“Our thoughts create our reality – where we put our focus is the direction we tend to go”
– Peter McWilliams
This article departs from the technical aspects of Exiting a business and focuses on the emotional challenges of Exiting a business – specifically the challenge of breaking out of your ‘comfort zone’.
A ‘comfort zone’ can be described as a place where we all ‘return to’ on a consistent basis, or a place that provides us with a sense of security because we can predict and control the outcome of many of our actions in that ‘zone’. It is a place in our minds where we find a sense of control and where the world immediately around us has a sense of order. This is a personal place that we design through our thoughts and habits.
Business owners live in ‘comfort zones’ because every day that we report to work, we are confronted with challenges that have been created in the building of our businesses. Exiting a business requires that you step out of that comfort zone and develop new patterns of thought geared around your Exit.
Changing the way that one thinks is a difficult task. This is particularly true for busy business owners because we habituate ways of acting, much like the manner in which we drive our automobiles. We do not consciously think to hit the accelerator, look over our shoulder and slightly turn the wheel when changing lanes – we simply do it by habit.
In 1960, Dr. Maxwell Maltz wrote the following in his best selling book,
“[like changing lanes in a car] … in much the same way our attitudes, emotions and beliefs [towards our businesses] tend to become habitual. In the past we ‘learned’ that certain attitudes, ways of feeling and thinking were ‘appropriate’ to certain situation. Now, we tend to think, feel and act the same way whenever we encounter what we interpret as ‘the same sort of situation’. What we need to understand is that these habits . . . can be modified, changed, or reversed, simply by taking the trouble to make a conscious decision – and then by practicing or ‘acting out’ the new response or behavior. The pianist can consciously decide to strike a different key, if he chooses. The dancer can consciously ‘decide’ to learn a new step – and there is no agony about it. It does require constant watchfulness and practice until the new behavior pattern is thoroughly learned.”
Dr. Maltz was describing the manner in which we can make decisions to change our behavior. And I submit that formulating a proper Exit Strategy can be as easy or as difficult as we choose to make it.
So, what can we do today to address this ‘comfort zone challenge’?
The answer is that we can make a commitment to learn about HOW to Exit a Business. We empower ourselves to control our Exits only when we make a commitment to the endeavor. Exiting a business has a unique set of rules and decision making criteria that must be internalized and habituated in order to produce the best results.

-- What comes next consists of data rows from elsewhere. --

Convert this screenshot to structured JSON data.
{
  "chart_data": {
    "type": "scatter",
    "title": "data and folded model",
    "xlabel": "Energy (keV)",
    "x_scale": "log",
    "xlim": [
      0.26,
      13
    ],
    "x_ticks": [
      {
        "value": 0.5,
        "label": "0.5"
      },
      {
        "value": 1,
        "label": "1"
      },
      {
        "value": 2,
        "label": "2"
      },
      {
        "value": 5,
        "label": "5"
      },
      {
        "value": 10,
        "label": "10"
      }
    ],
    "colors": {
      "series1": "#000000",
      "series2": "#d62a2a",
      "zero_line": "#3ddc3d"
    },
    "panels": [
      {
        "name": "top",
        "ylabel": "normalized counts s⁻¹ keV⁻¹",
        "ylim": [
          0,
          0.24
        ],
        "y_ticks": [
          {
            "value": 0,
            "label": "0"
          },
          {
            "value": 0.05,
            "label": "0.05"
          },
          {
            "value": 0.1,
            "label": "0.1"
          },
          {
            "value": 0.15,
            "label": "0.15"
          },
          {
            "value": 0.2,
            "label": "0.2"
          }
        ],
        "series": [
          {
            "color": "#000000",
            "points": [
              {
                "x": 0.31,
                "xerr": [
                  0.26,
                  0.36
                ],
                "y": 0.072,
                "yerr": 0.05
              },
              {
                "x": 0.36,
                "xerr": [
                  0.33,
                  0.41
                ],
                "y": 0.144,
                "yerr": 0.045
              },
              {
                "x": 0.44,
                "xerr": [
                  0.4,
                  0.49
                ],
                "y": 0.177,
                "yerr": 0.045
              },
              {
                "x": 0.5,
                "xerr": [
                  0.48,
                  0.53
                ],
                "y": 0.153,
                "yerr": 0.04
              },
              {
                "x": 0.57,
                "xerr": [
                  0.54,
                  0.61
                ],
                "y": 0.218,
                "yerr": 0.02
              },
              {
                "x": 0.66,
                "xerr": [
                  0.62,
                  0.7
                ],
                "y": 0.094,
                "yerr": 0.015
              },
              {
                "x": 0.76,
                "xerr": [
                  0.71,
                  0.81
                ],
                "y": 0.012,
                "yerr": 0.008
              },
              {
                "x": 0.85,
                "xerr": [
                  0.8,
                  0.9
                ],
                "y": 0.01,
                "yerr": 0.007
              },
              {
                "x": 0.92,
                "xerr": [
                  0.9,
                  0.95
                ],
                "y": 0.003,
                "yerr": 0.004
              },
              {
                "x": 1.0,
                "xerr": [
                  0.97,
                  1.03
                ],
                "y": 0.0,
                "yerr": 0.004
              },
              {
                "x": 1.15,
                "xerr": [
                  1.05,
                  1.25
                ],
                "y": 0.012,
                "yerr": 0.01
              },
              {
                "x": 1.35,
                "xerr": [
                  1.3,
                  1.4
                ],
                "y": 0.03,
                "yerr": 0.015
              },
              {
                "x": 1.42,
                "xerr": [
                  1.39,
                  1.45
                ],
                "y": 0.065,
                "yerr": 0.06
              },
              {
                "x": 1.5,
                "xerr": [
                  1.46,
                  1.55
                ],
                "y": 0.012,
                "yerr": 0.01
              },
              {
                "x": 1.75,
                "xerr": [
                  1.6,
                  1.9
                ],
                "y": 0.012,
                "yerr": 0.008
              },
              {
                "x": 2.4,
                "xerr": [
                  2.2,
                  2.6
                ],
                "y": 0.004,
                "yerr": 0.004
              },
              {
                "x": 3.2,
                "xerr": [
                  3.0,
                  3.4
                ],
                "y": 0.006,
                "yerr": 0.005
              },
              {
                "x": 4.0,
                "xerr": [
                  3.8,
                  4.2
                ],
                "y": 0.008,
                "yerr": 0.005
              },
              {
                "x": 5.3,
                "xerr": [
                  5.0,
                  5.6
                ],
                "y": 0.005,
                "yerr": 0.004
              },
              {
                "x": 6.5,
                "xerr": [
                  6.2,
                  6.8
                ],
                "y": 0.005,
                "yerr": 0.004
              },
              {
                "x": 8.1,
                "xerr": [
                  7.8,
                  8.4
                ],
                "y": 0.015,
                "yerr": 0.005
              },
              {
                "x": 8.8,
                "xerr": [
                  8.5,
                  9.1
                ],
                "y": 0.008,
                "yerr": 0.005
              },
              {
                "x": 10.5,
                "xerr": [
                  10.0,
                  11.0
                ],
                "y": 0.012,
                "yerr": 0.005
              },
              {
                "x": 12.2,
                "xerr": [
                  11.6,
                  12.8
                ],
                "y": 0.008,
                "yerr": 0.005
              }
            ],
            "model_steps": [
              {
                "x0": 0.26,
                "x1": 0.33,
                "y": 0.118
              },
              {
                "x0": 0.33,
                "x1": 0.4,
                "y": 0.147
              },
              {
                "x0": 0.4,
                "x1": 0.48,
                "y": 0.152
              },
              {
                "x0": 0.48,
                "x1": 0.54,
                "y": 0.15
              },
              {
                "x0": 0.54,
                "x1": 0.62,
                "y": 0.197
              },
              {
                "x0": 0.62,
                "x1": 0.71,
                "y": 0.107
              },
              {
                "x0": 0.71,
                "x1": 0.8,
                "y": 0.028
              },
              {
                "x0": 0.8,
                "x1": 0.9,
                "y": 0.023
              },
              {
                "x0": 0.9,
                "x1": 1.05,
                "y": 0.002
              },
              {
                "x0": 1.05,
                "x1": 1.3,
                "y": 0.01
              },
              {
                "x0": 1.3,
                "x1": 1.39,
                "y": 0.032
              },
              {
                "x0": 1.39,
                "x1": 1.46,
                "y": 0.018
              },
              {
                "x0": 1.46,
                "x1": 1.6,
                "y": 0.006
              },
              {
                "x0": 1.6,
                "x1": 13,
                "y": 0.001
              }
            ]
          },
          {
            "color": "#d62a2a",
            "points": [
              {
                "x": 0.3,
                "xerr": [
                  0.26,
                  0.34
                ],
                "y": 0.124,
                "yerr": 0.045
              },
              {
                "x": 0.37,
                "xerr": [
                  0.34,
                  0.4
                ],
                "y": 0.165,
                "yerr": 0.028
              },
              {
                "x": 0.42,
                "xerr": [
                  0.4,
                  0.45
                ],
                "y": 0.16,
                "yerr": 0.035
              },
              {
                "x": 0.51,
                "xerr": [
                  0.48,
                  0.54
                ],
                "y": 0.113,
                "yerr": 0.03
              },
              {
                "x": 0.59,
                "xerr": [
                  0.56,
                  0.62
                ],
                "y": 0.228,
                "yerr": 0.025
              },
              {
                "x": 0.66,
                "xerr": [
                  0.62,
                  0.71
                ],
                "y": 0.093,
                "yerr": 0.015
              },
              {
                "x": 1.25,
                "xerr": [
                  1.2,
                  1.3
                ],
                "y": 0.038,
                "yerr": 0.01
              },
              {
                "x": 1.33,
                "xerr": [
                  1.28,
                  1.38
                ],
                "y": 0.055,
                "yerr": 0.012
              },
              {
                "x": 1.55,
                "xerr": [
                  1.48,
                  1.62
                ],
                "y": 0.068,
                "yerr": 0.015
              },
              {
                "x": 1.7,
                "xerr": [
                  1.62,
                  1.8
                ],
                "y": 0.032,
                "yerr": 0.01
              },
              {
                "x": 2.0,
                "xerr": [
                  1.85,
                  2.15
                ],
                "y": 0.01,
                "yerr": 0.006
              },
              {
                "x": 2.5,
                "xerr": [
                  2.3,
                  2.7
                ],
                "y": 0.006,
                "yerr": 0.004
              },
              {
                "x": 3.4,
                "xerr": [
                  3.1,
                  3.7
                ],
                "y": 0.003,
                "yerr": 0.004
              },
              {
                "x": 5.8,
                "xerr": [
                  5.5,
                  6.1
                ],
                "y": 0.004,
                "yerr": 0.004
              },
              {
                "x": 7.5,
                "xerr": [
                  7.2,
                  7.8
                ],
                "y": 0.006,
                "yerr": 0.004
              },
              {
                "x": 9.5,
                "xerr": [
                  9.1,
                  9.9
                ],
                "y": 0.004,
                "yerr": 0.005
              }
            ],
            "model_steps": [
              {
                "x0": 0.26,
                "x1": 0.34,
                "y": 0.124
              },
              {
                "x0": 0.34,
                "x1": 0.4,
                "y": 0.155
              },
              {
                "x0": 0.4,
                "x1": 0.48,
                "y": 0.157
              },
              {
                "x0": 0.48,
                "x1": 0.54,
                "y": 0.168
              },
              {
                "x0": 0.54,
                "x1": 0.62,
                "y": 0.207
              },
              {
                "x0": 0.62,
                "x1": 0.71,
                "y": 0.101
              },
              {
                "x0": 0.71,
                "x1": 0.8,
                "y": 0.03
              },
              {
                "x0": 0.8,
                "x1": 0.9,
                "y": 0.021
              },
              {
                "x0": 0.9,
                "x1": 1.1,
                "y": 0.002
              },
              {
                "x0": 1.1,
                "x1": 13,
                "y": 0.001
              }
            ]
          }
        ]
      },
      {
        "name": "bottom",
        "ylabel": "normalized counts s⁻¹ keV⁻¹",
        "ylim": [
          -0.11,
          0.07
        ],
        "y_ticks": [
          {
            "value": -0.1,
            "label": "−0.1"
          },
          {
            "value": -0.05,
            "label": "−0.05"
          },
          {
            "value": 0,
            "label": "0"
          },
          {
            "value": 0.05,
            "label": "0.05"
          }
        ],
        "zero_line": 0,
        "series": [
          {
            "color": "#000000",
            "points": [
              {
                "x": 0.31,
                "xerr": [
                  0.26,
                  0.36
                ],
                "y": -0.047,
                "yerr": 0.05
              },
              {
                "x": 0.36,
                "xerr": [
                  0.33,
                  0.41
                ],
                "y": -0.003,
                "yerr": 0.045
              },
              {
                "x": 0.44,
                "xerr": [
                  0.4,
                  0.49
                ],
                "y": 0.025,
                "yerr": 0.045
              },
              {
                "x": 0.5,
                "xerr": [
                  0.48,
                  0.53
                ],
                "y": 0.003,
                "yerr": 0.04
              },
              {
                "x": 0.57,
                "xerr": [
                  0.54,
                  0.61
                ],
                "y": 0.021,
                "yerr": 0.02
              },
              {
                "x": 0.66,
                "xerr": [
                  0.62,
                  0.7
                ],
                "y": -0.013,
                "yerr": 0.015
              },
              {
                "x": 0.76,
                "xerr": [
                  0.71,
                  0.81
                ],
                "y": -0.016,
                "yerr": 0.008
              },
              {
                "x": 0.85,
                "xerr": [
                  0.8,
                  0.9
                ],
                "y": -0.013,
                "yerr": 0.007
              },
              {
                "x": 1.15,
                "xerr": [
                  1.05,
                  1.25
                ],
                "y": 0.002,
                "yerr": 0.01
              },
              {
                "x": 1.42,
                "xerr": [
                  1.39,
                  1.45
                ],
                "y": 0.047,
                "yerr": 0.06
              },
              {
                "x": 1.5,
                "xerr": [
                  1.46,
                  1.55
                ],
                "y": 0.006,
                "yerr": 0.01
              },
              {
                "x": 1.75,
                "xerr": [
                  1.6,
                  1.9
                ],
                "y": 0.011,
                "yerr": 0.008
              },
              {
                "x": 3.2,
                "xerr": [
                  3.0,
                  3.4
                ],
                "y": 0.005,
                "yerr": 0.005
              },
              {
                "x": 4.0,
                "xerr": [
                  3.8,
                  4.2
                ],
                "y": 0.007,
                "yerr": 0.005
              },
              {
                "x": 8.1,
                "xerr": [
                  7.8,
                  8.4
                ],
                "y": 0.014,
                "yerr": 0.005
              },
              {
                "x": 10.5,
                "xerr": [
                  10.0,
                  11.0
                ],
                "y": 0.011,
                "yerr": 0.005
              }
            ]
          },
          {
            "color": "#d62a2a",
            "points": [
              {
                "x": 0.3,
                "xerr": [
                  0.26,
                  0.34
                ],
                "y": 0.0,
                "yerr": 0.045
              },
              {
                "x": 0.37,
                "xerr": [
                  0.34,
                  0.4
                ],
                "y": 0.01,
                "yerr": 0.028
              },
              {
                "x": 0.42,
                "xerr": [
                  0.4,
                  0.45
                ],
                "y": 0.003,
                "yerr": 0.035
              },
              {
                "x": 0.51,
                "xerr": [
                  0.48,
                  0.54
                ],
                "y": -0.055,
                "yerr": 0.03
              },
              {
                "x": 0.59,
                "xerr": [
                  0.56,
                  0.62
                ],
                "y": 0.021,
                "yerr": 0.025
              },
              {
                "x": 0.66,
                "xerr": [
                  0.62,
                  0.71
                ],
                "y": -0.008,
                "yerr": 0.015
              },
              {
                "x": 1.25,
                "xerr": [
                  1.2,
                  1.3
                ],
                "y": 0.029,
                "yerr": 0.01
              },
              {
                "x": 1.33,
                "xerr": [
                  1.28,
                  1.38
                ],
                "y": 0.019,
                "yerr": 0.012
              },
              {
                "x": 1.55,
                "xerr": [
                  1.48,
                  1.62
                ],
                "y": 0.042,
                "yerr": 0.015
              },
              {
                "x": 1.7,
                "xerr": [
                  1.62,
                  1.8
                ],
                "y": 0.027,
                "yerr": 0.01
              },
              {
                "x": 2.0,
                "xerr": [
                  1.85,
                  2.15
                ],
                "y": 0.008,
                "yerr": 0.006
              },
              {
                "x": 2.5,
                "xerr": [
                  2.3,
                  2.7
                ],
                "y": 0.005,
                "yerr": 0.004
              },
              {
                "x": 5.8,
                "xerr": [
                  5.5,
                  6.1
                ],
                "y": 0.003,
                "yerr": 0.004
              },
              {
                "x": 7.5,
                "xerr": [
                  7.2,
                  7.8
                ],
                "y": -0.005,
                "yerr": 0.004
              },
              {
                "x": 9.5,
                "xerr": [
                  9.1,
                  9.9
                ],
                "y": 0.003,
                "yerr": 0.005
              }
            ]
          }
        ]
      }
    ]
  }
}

A commitment to learning HOW to Exit a business will ‘reorder’ your thoughts and actions towards the eventual achievement of your Exit goal. Devote at least thirty (30) minutes per week towards doing a little research on ways that you can exit your business and you will begin to change your thinking. Thus, you will change your habits and will be prepared to meet the challenges of your Exit with a mind that is ready for this new action.
I am pleased that you are pursuing a pro-active interest in Exit Strategies because a pro-active approach to an Exit Strategy is the only approach to a successful Exit Strategy.